Despite previously being dead last on most travelers’ bucket lists, Colombia has become a rising star in the travel world. With its colonial cities, gorgeous beaches and pristine rainforests, it’s not difficult to comprehend why.
But Colombia hasn’t always been a fashionable destination, of course. The country has a well-documented history of unrest, from brazen crimes carried out by its violent guerilla movement (the Revolutionary Armed Forces of Colombia) to extreme narco-terrorism (à la Pablo Escobar). Within the last 10 years, however, most of these issues have been put to rest. The rebels and government agreed on a ceasefire in 2016, and even years before that, tourists walked the streets in peace. Nowadays, more and more of them are doing just that, and Colombia is making its way to the top of travelers’ must-visit lists.
But why Colombia?
It has a rich history and natural beauty: For visitors interested in art, architecture and history, Colombia is an undiscovered gem. Numerous Spanish colonial churches and fortresses remain remarkably intact and are just waiting to be explored. Important museums and galleries showcase Latin American art, and modern street art provides a colorful contrast to the historic buildings. For those who prefer the outdoors and nature, both the Amazon rainforest and the national parks offer some of the most stunning scenery and wildlife in the world. In fact, every time I see or smell a beautiful bouquet of flowers, I am reminded that those stunning blooms by and large come from Colombia.

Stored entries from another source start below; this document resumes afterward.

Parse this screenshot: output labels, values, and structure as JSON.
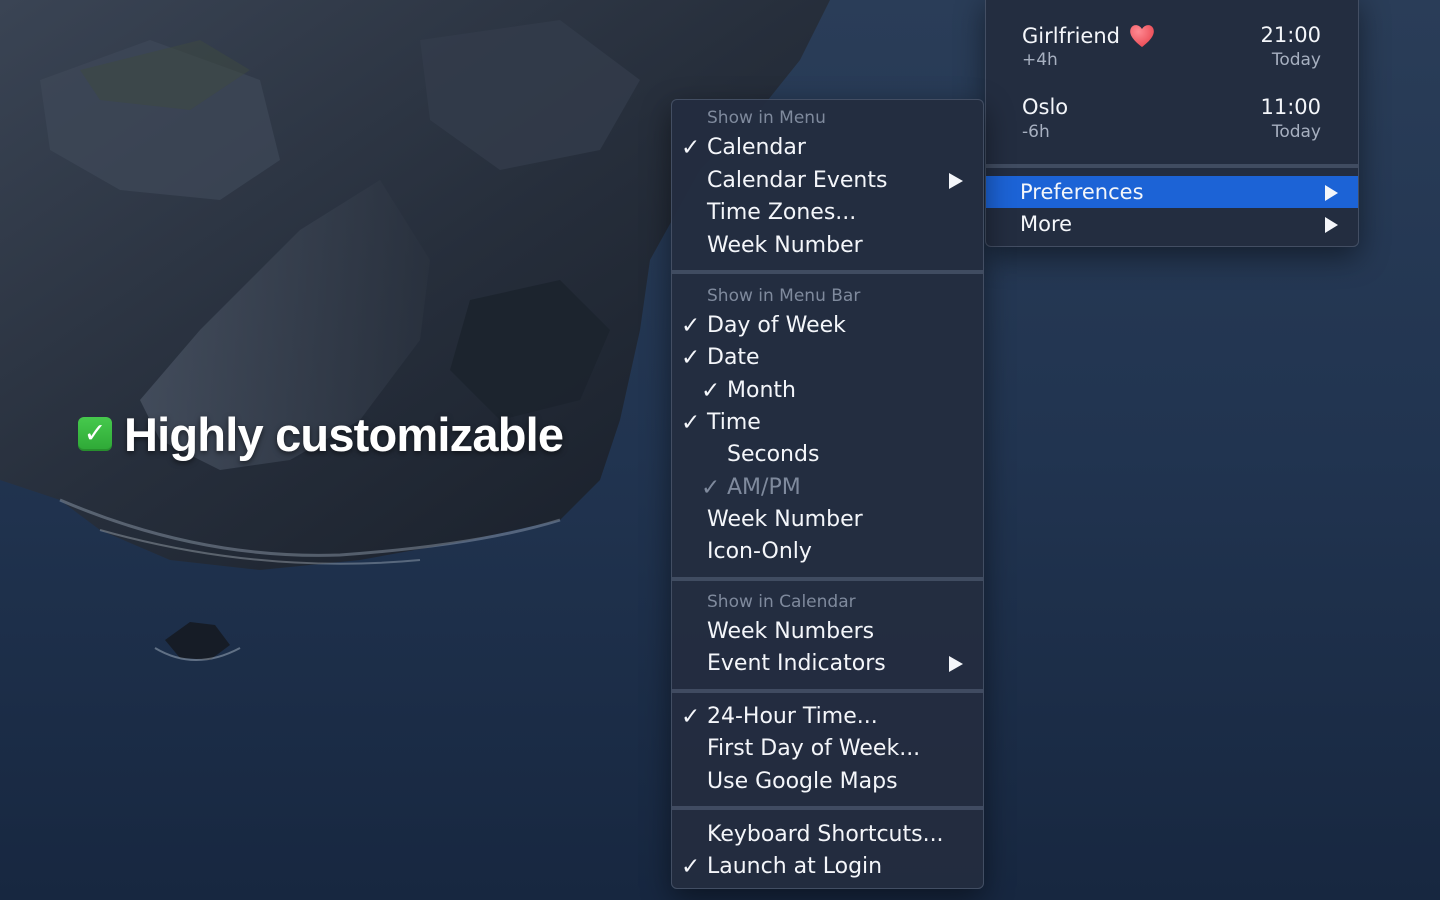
{
  "headline": {
    "text": "Highly customizable",
    "icon": "check-mark-button-icon",
    "icon_glyph": "✓"
  },
  "clock_menu": {
    "timezones": [
      {
        "name": "Girlfriend",
        "offset": "+4h",
        "time": "21:00",
        "day": "Today",
        "icon": "heart-icon"
      },
      {
        "name": "Oslo",
        "offset": "-6h",
        "time": "11:00",
        "day": "Today"
      }
    ],
    "items": [
      {
        "label": "Preferences",
        "selected": true,
        "submenu": true
      },
      {
        "label": "More",
        "submenu": true
      }
    ]
  },
  "preferences_menu": {
    "show_in_menu": {
      "header": "Show in Menu",
      "items": [
        {
          "label": "Calendar",
          "checked": true
        },
        {
          "label": "Calendar Events",
          "submenu": true
        },
        {
          "label": "Time Zones..."
        },
        {
          "label": "Week Number"
        }
      ]
    },
    "show_in_menu_bar": {
      "header": "Show in Menu Bar",
      "items": [
        {
          "label": "Day of Week",
          "checked": true
        },
        {
          "label": "Date",
          "checked": true
        },
        {
          "label": "Month",
          "checked": true,
          "indented": true
        },
        {
          "label": "Time",
          "checked": true
        },
        {
          "label": "Seconds",
          "indented": true
        },
        {
          "label": "AM/PM",
          "checked": true,
          "indented": true,
          "disabled": true
        },
        {
          "label": "Week Number"
        },
        {
          "label": "Icon-Only"
        }
      ]
    },
    "show_in_calendar": {
      "header": "Show in Calendar",
      "items": [
        {
          "label": "Week Numbers"
        },
        {
          "label": "Event Indicators",
          "submenu": true
        }
      ]
    },
    "options": {
      "items": [
        {
          "label": "24-Hour Time...",
          "checked": true
        },
        {
          "label": "First Day of Week..."
        },
        {
          "label": "Use Google Maps"
        }
      ]
    },
    "misc": {
      "items": [
        {
          "label": "Keyboard Shortcuts..."
        },
        {
          "label": "Launch at Login",
          "checked": true
        }
      ]
    },
    "check_glyph": "✓"
  },
  "colors": {
    "menu_bg": "#232d40",
    "highlight": "#1c63d6",
    "text": "#f4f6fa",
    "dim_text": "#7f8a9d",
    "check_emoji_green": "#3bb842"
  }
}
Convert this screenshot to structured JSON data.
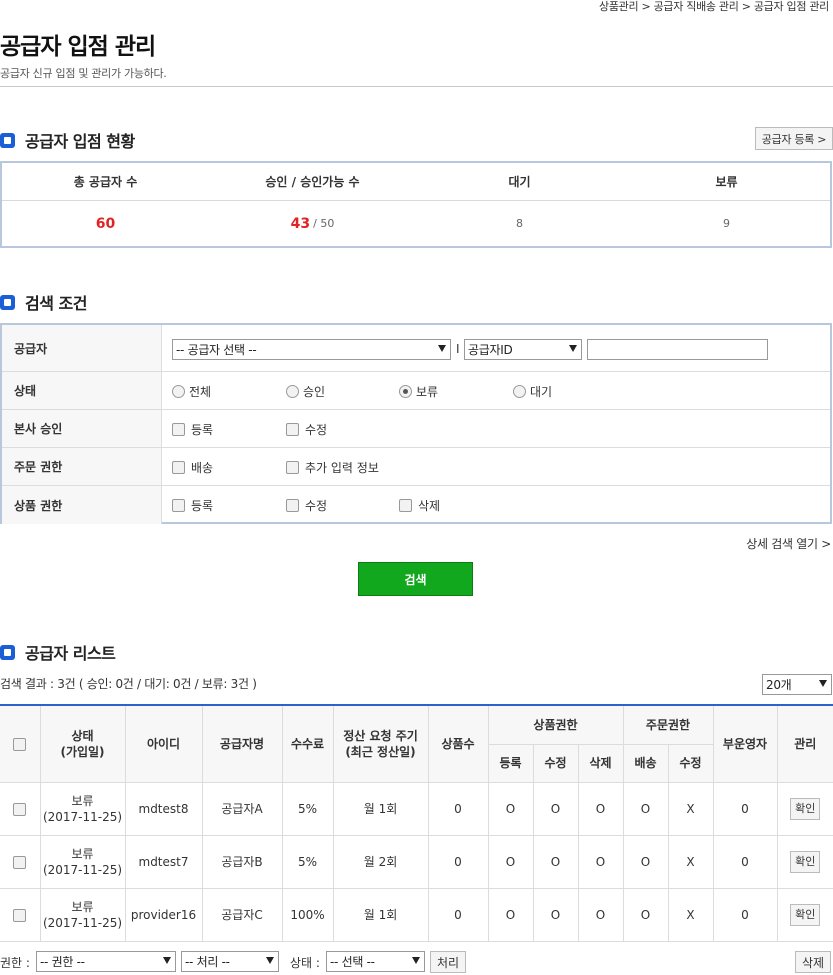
{
  "breadcrumb": "상품관리 > 공급자 직배송 관리 > 공급자 입점 관리",
  "page": {
    "title": "공급자 입점 관리",
    "description": "공급자 신규 입점 및 관리가 가능하다."
  },
  "status_section": {
    "title": "공급자 입점 현황",
    "register_button": "공급자 등록 >",
    "headers": [
      "총 공급자 수",
      "승인 / 승인가능 수",
      "대기",
      "보류"
    ],
    "total": "60",
    "approved": "43",
    "approved_limit": "/ 50",
    "waiting": "8",
    "hold": "9"
  },
  "search_section": {
    "title": "검색 조건",
    "supplier_label": "공급자",
    "supplier_select": "-- 공급자 선택 --",
    "divider": "I",
    "id_select": "공급자ID",
    "search_value": "",
    "status_label": "상태",
    "status_options": [
      "전체",
      "승인",
      "보류",
      "대기"
    ],
    "status_selected": "보류",
    "hq_label": "본사 승인",
    "hq_options": [
      "등록",
      "수정"
    ],
    "order_label": "주문 권한",
    "order_options": [
      "배송",
      "추가 입력 정보"
    ],
    "product_label": "상품 권한",
    "product_options": [
      "등록",
      "수정",
      "삭제"
    ],
    "advanced_link": "상세 검색 열기 >",
    "search_button": "검색"
  },
  "list_section": {
    "title": "공급자 리스트",
    "result_summary": "검색 결과 : 3건 ( 승인: 0건 / 대기: 0건 / 보류: 3건 )",
    "page_size": "20개",
    "headers": {
      "status_line1": "상태",
      "status_line2": "(가입일)",
      "id": "아이디",
      "name": "공급자명",
      "fee": "수수료",
      "settle_line1": "정산 요청 주기",
      "settle_line2": "(최근 정산일)",
      "product_count": "상품수",
      "product_perm": "상품권한",
      "order_perm": "주문권한",
      "sub_operator": "부운영자",
      "manage": "관리",
      "sub_register": "등록",
      "sub_modify": "수정",
      "sub_delete": "삭제",
      "sub_ship": "배송",
      "sub_order_modify": "수정"
    },
    "rows": [
      {
        "status": "보류",
        "date": "(2017-11-25)",
        "id": "mdtest8",
        "name": "공급자A",
        "fee": "5%",
        "settle": "월 1회",
        "count": "0",
        "p_reg": "O",
        "p_mod": "O",
        "p_del": "O",
        "o_ship": "O",
        "o_mod": "X",
        "sub": "0",
        "action": "확인"
      },
      {
        "status": "보류",
        "date": "(2017-11-25)",
        "id": "mdtest7",
        "name": "공급자B",
        "fee": "5%",
        "settle": "월 2회",
        "count": "0",
        "p_reg": "O",
        "p_mod": "O",
        "p_del": "O",
        "o_ship": "O",
        "o_mod": "X",
        "sub": "0",
        "action": "확인"
      },
      {
        "status": "보류",
        "date": "(2017-11-25)",
        "id": "provider16",
        "name": "공급자C",
        "fee": "100%",
        "settle": "월 1회",
        "count": "0",
        "p_reg": "O",
        "p_mod": "O",
        "p_del": "O",
        "o_ship": "O",
        "o_mod": "X",
        "sub": "0",
        "action": "확인"
      }
    ]
  },
  "bottom_bar": {
    "perm_label": "권한 :",
    "perm_select": "-- 권한 --",
    "process_select": "-- 처리 --",
    "status_label": "상태 :",
    "status_select": "-- 선택 --",
    "process_button": "처리",
    "delete_button": "삭제"
  },
  "colors": {
    "accent_blue": "#1a5fd6",
    "highlight_red": "#e02323",
    "search_green": "#12a81e"
  }
}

It has great weather: While Colombia is close to the equator, Bogotá’s high altitude makes it pleasantly cool throughout the year. Cartagena, on the coast, has a more tropical climate, with a dry season between mid-November and early April.
It’s easy to get to: For most travelers in the U.S. and Canada, getting to Colombia is simpler than you might expect. Avianca has direct flights from most major U.S. cities, while Latam, American, United and Delta offer select direct flights as well. Even better, the flights are seven hours or less from anywhere in the continental U.S., making Colombia a perfect getaway.

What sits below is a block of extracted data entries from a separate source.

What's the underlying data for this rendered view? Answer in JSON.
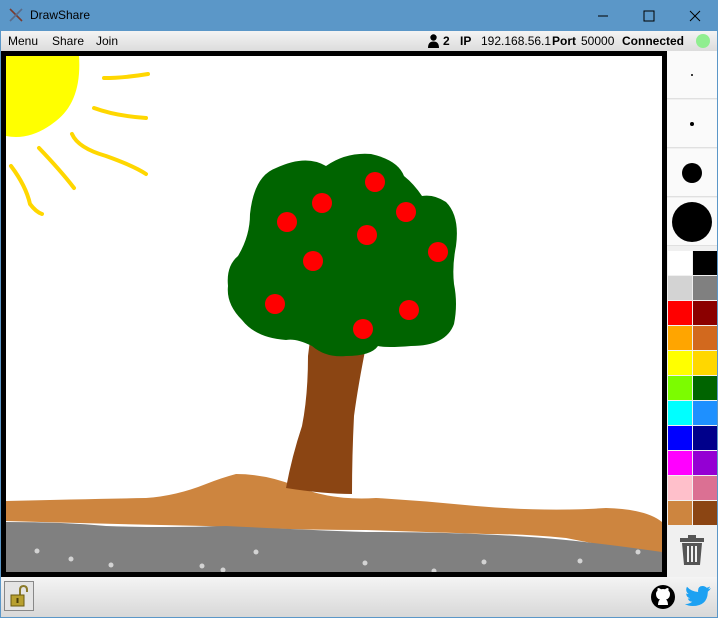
{
  "window": {
    "title": "DrawShare",
    "icon": "drawshare-app-icon",
    "controls": [
      "minimize-icon",
      "maximize-icon",
      "close-icon"
    ]
  },
  "menu": {
    "items": [
      "Menu",
      "Share",
      "Join"
    ]
  },
  "status": {
    "users_icon": "person-icon",
    "users_count": "2",
    "ip_label": "IP",
    "ip_value": "192.168.56.1",
    "port_label": "Port",
    "port_value": "50000",
    "connection": "Connected",
    "indicator_color": "#90ee90"
  },
  "palette": {
    "brush_sizes": [
      "tiny",
      "small",
      "medium",
      "large"
    ],
    "colors": [
      "#ffffff",
      "#000000",
      "#d3d3d3",
      "#808080",
      "#ff0000",
      "#8b0000",
      "#ffa500",
      "#d2691e",
      "#ffff00",
      "#ffd700",
      "#7cfc00",
      "#006400",
      "#00ffff",
      "#1e90ff",
      "#0000ff",
      "#00008b",
      "#ff00ff",
      "#9400d3",
      "#ffc0cb",
      "#db7093",
      "#cd853f",
      "#8b4513"
    ],
    "trash_icon": "trash-icon"
  },
  "drawing": {
    "subject": "tree-with-red-fruit-and-sun",
    "colors": {
      "sun": "#ffff00",
      "rays": "#ffd700",
      "foliage": "#006400",
      "fruit": "#ff0000",
      "trunk": "#8b4513",
      "ground": "#cd853f",
      "road": "#808080",
      "stones": "#d3d3d3"
    }
  },
  "footer": {
    "lock_icon": "unlocked-padlock-icon",
    "github_icon": "github-icon",
    "twitter_icon": "twitter-icon"
  }
}
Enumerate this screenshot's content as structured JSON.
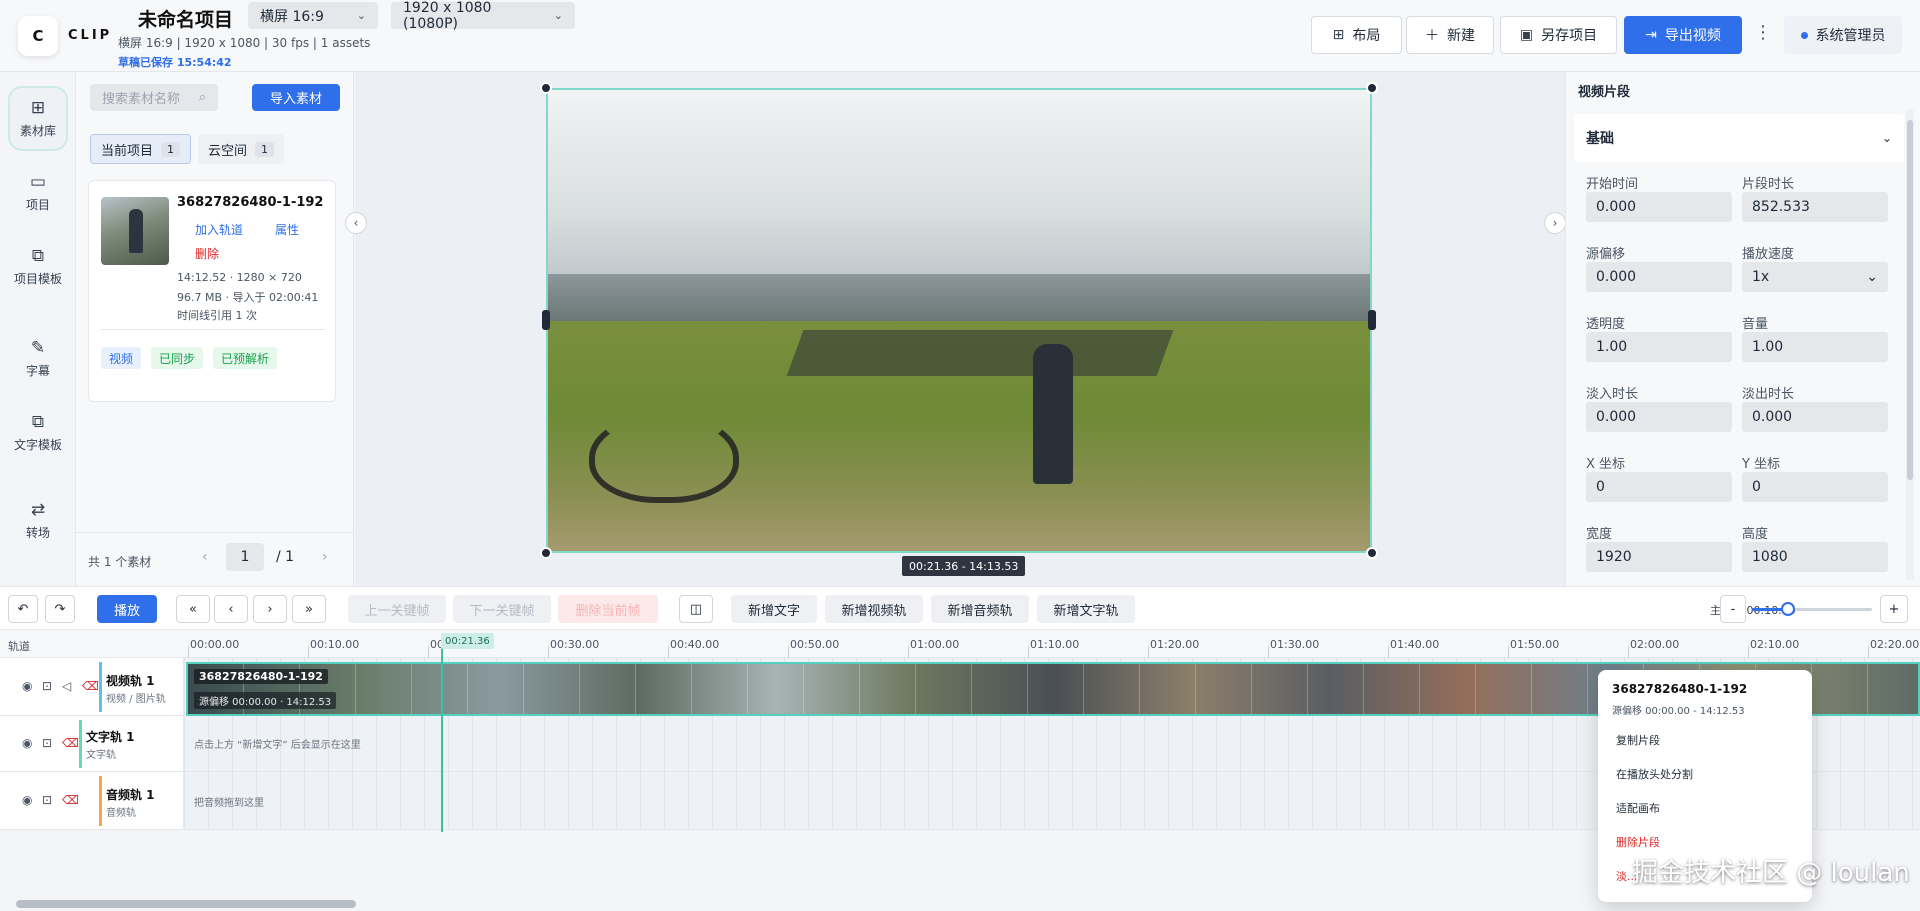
{
  "header": {
    "logo_letter": "C",
    "logo_text": "CLIP",
    "project_title": "未命名项目",
    "project_meta": "横屏 16:9 | 1920 x 1080 | 30 fps | 1 assets",
    "saved_text": "草稿已保存 15:54:42",
    "aspect_select": "横屏 16:9",
    "resolution_select": "1920 x 1080 (1080P)",
    "layout_btn": "布局",
    "new_btn": "新建",
    "save_as_btn": "另存项目",
    "export_btn": "导出视频",
    "admin": "系统管理员"
  },
  "nav": {
    "items": [
      {
        "label": "素材库",
        "icon": "grid-icon"
      },
      {
        "label": "项目",
        "icon": "folder-icon"
      },
      {
        "label": "项目模板",
        "icon": "template-icon"
      },
      {
        "label": "字幕",
        "icon": "pen-icon"
      },
      {
        "label": "文字模板",
        "icon": "text-template-icon"
      },
      {
        "label": "转场",
        "icon": "transition-icon"
      }
    ]
  },
  "assets": {
    "search_placeholder": "搜索素材名称",
    "import_btn": "导入素材",
    "tab_current": "当前项目",
    "tab_current_count": "1",
    "tab_cloud": "云空间",
    "tab_cloud_count": "1",
    "card": {
      "name": "36827826480-1-192",
      "add_to_track": "加入轨道",
      "properties": "属性",
      "delete": "删除",
      "info1": "14:12.52 · 1280 × 720",
      "info2": "96.7 MB · 导入于 02:00:41",
      "info3": "时间线引用 1 次",
      "tag_video": "视频",
      "tag_synced": "已同步",
      "tag_parsed": "已预解析"
    },
    "footer_count": "共 1 个素材",
    "page_current": "1",
    "page_total": "/ 1"
  },
  "preview": {
    "timecode": "00:21.36 - 14:13.53"
  },
  "props": {
    "title": "视频片段",
    "section": "基础",
    "fields": [
      {
        "label": "开始时间",
        "value": "0.000"
      },
      {
        "label": "片段时长",
        "value": "852.533"
      },
      {
        "label": "源偏移",
        "value": "0.000"
      },
      {
        "label": "播放速度",
        "value": "1x"
      },
      {
        "label": "透明度",
        "value": "1.00"
      },
      {
        "label": "音量",
        "value": "1.00"
      },
      {
        "label": "淡入时长",
        "value": "0.000"
      },
      {
        "label": "淡出时长",
        "value": "0.000"
      },
      {
        "label": "X 坐标",
        "value": "0"
      },
      {
        "label": "Y 坐标",
        "value": "0"
      },
      {
        "label": "宽度",
        "value": "1920"
      },
      {
        "label": "高度",
        "value": "1080"
      }
    ]
  },
  "toolbar": {
    "play": "播放",
    "prev_key": "上一关键帧",
    "next_key": "下一关键帧",
    "del_key": "删除当前帧",
    "add_text": "新增文字",
    "add_video_track": "新增视频轨",
    "add_audio_track": "新增音频轨",
    "add_text_track": "新增文字轨",
    "zoom_label": "主刻度 00:10.00",
    "zoom_minus": "-",
    "zoom_plus": "+",
    "zoom_level": 0.3
  },
  "timeline": {
    "header_label": "轨道",
    "ticks": [
      "00:00.00",
      "00:10.00",
      "00:20.00",
      "00:30.00",
      "00:40.00",
      "00:50.00",
      "01:00.00",
      "01:10.00",
      "01:20.00",
      "01:30.00",
      "01:40.00",
      "01:50.00",
      "02:00.00",
      "02:10.00",
      "02:20.00"
    ],
    "playhead_label": "00:21.36",
    "tracks": [
      {
        "name": "视频轨 1",
        "sub": "视频 / 图片轨",
        "color": "#59c4e8"
      },
      {
        "name": "文字轨 1",
        "sub": "文字轨",
        "color": "#6ad6b6",
        "hint": "点击上方 “新增文字” 后会显示在这里"
      },
      {
        "name": "音频轨 1",
        "sub": "音频轨",
        "color": "#f5a54a",
        "hint": "把音频拖到这里"
      }
    ],
    "clip_name": "36827826480-1-192",
    "clip_offset": "源偏移 00:00.00 · 14:12.53"
  },
  "context_menu": {
    "title": "36827826480-1-192",
    "sub": "源偏移 00:00.00 - 14:12.53",
    "items": [
      "复制片段",
      "在播放头处分割",
      "适配画布",
      "删除片段",
      "淡..."
    ]
  },
  "watermark": "掘金技术社区 @ loulan"
}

Exploring the capital: Bogotá
Nestled against the misty-green Andean foothills, Bogotá is the heart and soul of Colombian culture and an ideal place to begin your journey.

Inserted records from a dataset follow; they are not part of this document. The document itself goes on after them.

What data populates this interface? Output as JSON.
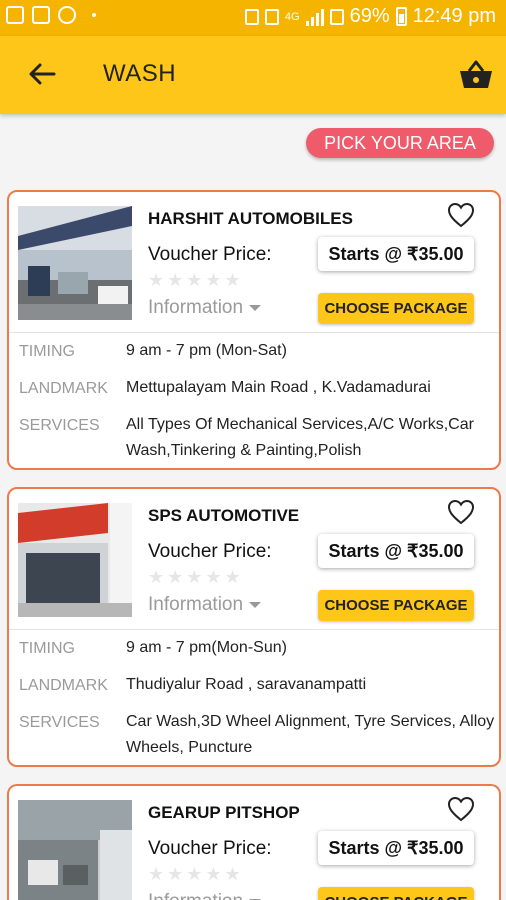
{
  "status_bar": {
    "battery": "69%",
    "time": "12:49 pm",
    "network": "4G"
  },
  "app_bar": {
    "title": "WASH"
  },
  "pick_area_label": "PICK YOUR AREA",
  "cards": [
    {
      "name": "HARSHIT AUTOMOBILES",
      "voucher_label": "Voucher Price:",
      "price": "Starts @ ₹35.00",
      "rating": "★★★★★",
      "info_label": "Information",
      "button_label": "CHOOSE PACKAGE",
      "timing_label": "TIMING",
      "timing": "9 am - 7 pm (Mon-Sat)",
      "landmark_label": "LANDMARK",
      "landmark": "Mettupalayam Main Road , K.Vadamadurai",
      "services_label": "SERVICES",
      "services": "All Types Of Mechanical Services,A/C Works,Car Wash,Tinkering & Painting,Polish"
    },
    {
      "name": "SPS AUTOMOTIVE",
      "voucher_label": "Voucher Price:",
      "price": "Starts @ ₹35.00",
      "rating": "★★★★★",
      "info_label": "Information",
      "button_label": "CHOOSE PACKAGE",
      "timing_label": "TIMING",
      "timing": "9 am - 7 pm(Mon-Sun)",
      "landmark_label": "LANDMARK",
      "landmark": "Thudiyalur Road , saravanampatti",
      "services_label": "SERVICES",
      "services": "Car Wash,3D Wheel Alignment, Tyre Services, Alloy Wheels, Puncture"
    },
    {
      "name": "GEARUP PITSHOP",
      "voucher_label": "Voucher Price:",
      "price": "Starts @ ₹35.00",
      "rating": "★★★★★",
      "info_label": "Information",
      "button_label": "CHOOSE PACKAGE"
    }
  ],
  "colors": {
    "accent": "#ffc61a",
    "status": "#f5b400",
    "pick": "#ef5b6a",
    "card_border": "#ee7a4a"
  }
}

Take your time exploring the capital by foot, particularly the historic La Candelaria neighborhood, which offers museums, galleries, restaurants and cafés along its cobblestone streets. Don’t miss the remarkable Gold Museum, located in Santander Park. Though it may be unassuming from the outside, it holds the world’s largest collection of pre-Hispanic gold artifacts, over 30,000 in total. And be sure to make time to mingle with the locals. Colombians are some of the most welcoming and friendly people in the world. A now-dear Colombian friend of mine once told me he would be insulted if I ever visited and did not stay with him.
No visit to Bogotá is complete without taking a cable car to the top of Monserrate, a mountain you can see from anywhere in the city. From its peak you can view the entirety of Bogotá.
Where to stay: The Four Seasons Casa Medina has long been a Harper favorite. Located in the pedestrian-friendly Zona G, the 62-room property was renovated in 2015 and is within walking distance of some of Bogotá’s most acclaimed dining establishments, such as the Peruvian Rafael and the French Criterión (a nine-course tasting menu with wine pairing can be had for less than $100 here).
The Coffee Plantations of Pereira
While the city of Pereira isn’t much of an attraction itself, the area surrounding it certainly is. Better known as the Coffee Triangle, this region is now officially recognized as a UNESCO World Heritage site. Visitors here can hike, bike and horseback ride their way through dozens of coffee plantations while, of course, enjoying samples along the way. A two-night stay is enough to get a taste of the region, especially considering that Mr. Harper has yet to find a hotel to recommend.
From Pereira, Cartagena is a quick 80-minute flight, and it seems to have something for everyone. This 500-year-old walled city, also a UNESCO World Heritage site, is poised on the edge of the Caribbean and offers guests a unique opportunity to soak up history and sunshine at the same time.
There is certainly no shortage of monuments here, ranging from abandoned fortresses, like the massive Castillo San Felipe de Barajas, and Las Bovedas military dungeons, which are now tourist shops. But Cartagena is much more than monuments. The city is also a great place to sample authentic Colombian rums and chocolates, for example, or enjoy a brilliantly fresh seafood dinner (Bohemia Cocina En Evolución is a Harper guest favorite).
For those who prefer to swim and relax, an abundance of beaches fringe the city all the way up the northern coast. Adventurous types can take a four-hour drive along the coast to Tayrona National Park, which offers an amazing display of Colombia’s biodiversity. In this little surfers’ paradise, it’s not uncommon to spot titi monkeys, iguanas and jaguars, as well as more than 400 species of birds.
Where to stay: When the sun begins to set, head over to the beautiful Casa San Agustin, a romantic boutique hotel located in the heart of the old city and an Andrew Harper guest favorite. I can tell you firsthand that the staff are genuinely thrilled to assist you in any way possible.